HIP just sounds like gobbledigook to me, until I read a definition. Same as the G-word. So no preference for either.

richmal Fri 02-Nov-12 21:01:34

I would be annoyed if schools were using such a list to determine which children had the potential to learn and therefore put on the HLP list. Thankfully IME schools just seem to look at which are farthest ahead.

Niceweather Fri 02-Nov-12 20:04:39

"Even by the time a child starts school, I would say it is impossible to tell the two apart."

What about the things that cannot be taught? The things in the list? I would think that the difference would be obvious between the child who is an "original thinker who has excellent problem solving skills and who learns quickly and with less practice and repetition etc" from one who has had a good pre-school education but lacks these abilities. You cannot teach someone to learn quickly with no need for repetition. You cannot teach someone to have a passionate love for solving number problems. Etc etc.

Sorry I cannot paste link but here is an interesting article in Guardian about admissions to Cambridge:

http://www.guardian.co.uk/education/2012/jan/10/how-cambridge-admissions-really-work

richmal Fri 02-Nov-12 19:34:32

It seems then that potential cannot be measured as it is only a possibility of what could be. Only ability could be measured. Ability is determined by potential and teaching. In ther words, both nature and nurture. Even by the time a child starts school, I would say it is impossible to tell the two apart.

I was looking at the statistics taking into account the overall numbers going to private school. I find it hard to believe that the number of children on 100% scholarships account for the increased numbers from private school going to Oxford.

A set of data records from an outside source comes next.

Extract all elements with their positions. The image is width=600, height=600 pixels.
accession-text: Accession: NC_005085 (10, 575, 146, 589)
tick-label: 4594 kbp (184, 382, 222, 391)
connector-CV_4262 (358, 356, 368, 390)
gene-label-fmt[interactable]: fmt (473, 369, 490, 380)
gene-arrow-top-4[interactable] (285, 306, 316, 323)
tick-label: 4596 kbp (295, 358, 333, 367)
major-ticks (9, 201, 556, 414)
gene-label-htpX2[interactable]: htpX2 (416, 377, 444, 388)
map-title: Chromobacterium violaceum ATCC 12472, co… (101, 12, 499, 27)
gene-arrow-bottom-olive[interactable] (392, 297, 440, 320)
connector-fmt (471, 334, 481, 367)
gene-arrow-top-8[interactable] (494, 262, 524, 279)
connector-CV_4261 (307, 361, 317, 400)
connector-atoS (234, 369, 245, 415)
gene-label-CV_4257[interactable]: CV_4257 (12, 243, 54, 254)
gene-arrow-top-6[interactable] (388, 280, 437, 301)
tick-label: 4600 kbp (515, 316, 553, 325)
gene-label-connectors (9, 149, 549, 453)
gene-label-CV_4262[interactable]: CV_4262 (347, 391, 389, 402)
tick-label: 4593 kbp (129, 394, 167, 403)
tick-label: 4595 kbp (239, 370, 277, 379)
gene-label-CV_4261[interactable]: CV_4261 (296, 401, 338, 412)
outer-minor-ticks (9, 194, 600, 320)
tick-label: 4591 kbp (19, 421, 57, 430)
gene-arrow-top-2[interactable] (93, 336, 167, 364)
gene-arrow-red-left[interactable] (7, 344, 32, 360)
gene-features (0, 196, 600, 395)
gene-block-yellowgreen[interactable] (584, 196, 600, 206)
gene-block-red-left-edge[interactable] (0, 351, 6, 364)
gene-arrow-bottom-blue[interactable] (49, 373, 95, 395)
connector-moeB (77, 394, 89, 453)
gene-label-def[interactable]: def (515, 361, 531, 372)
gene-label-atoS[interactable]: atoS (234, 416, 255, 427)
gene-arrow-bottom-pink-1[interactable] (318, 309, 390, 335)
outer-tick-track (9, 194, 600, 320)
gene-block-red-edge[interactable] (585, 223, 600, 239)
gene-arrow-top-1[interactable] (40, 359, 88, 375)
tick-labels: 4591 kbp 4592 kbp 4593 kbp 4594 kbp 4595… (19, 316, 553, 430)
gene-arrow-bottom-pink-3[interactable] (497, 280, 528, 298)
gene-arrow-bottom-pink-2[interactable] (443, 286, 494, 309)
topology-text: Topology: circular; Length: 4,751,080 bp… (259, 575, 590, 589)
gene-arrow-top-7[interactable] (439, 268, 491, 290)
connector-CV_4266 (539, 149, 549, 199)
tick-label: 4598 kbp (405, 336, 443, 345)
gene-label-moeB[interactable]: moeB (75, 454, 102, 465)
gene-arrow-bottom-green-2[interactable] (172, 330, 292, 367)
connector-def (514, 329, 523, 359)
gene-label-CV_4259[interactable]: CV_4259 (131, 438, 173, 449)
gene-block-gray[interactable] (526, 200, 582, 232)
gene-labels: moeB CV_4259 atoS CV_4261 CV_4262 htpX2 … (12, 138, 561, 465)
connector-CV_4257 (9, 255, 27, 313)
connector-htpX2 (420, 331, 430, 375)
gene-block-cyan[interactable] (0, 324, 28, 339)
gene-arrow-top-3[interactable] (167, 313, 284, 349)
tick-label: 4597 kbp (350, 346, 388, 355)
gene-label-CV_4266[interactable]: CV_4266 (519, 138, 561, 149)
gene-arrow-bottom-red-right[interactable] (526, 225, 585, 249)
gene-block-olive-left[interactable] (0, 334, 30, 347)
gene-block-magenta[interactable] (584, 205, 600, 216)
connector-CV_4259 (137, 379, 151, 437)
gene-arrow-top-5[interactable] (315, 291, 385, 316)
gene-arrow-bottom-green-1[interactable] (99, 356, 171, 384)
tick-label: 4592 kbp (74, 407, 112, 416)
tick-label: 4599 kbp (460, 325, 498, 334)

Niceweather Fri 02-Nov-12 19:00:56

Education can make a difference but only up to a certain point. Not everyone is capable of high achievement. I would think that IQ would be of major importance. Someone with an IQ of 60 is not going to Cambridge. Someone with an IQ of 160 is in with a good chance but will need good qualifications behind them, along with commitment and desire. Someone with an IQ of 160 who doesn't have good qualifications, commitment or desire won't be going to Cambridge either. Actually, someone told me that you need to be top 1% for Oxbridge. I guess that means top 1% in IQ terms.

I've forgotten what we mean by learning potential? Is good education the same as good qualifications? Do we need to consider whether or not IQ can be raised by education? I think that perhaps it can be raised a bit but not to extreme heights.

I aint no expert in any of this!

mummytime Fri 02-Nov-12 18:48:33

From Oxford, the kids from private schools who get there tend to come from the most academically selective schools. Also about a third of those pupils (it might be higher I'm relying on memory of the article) who come from homes below the free school meal threshold of earnings who go to Oxford, actually went to private schools on scholarships. So its not just private schools teach better and get you into Oxford, but those that get a good number into Oxford have already selected on ability.

Education doesn't make a difference to learning potential it makes a difference to academic attainment. By definition nothing can change potential it can only change how that is expressed. Of course any assessment of learning potential is a snap shot taken at a specific point in time, and it is possible due to life events a different assessment would be taken at a different point (someone could receive a traumatic brain injury for example).

Another fact is that we all fail to totally fullfil our potential.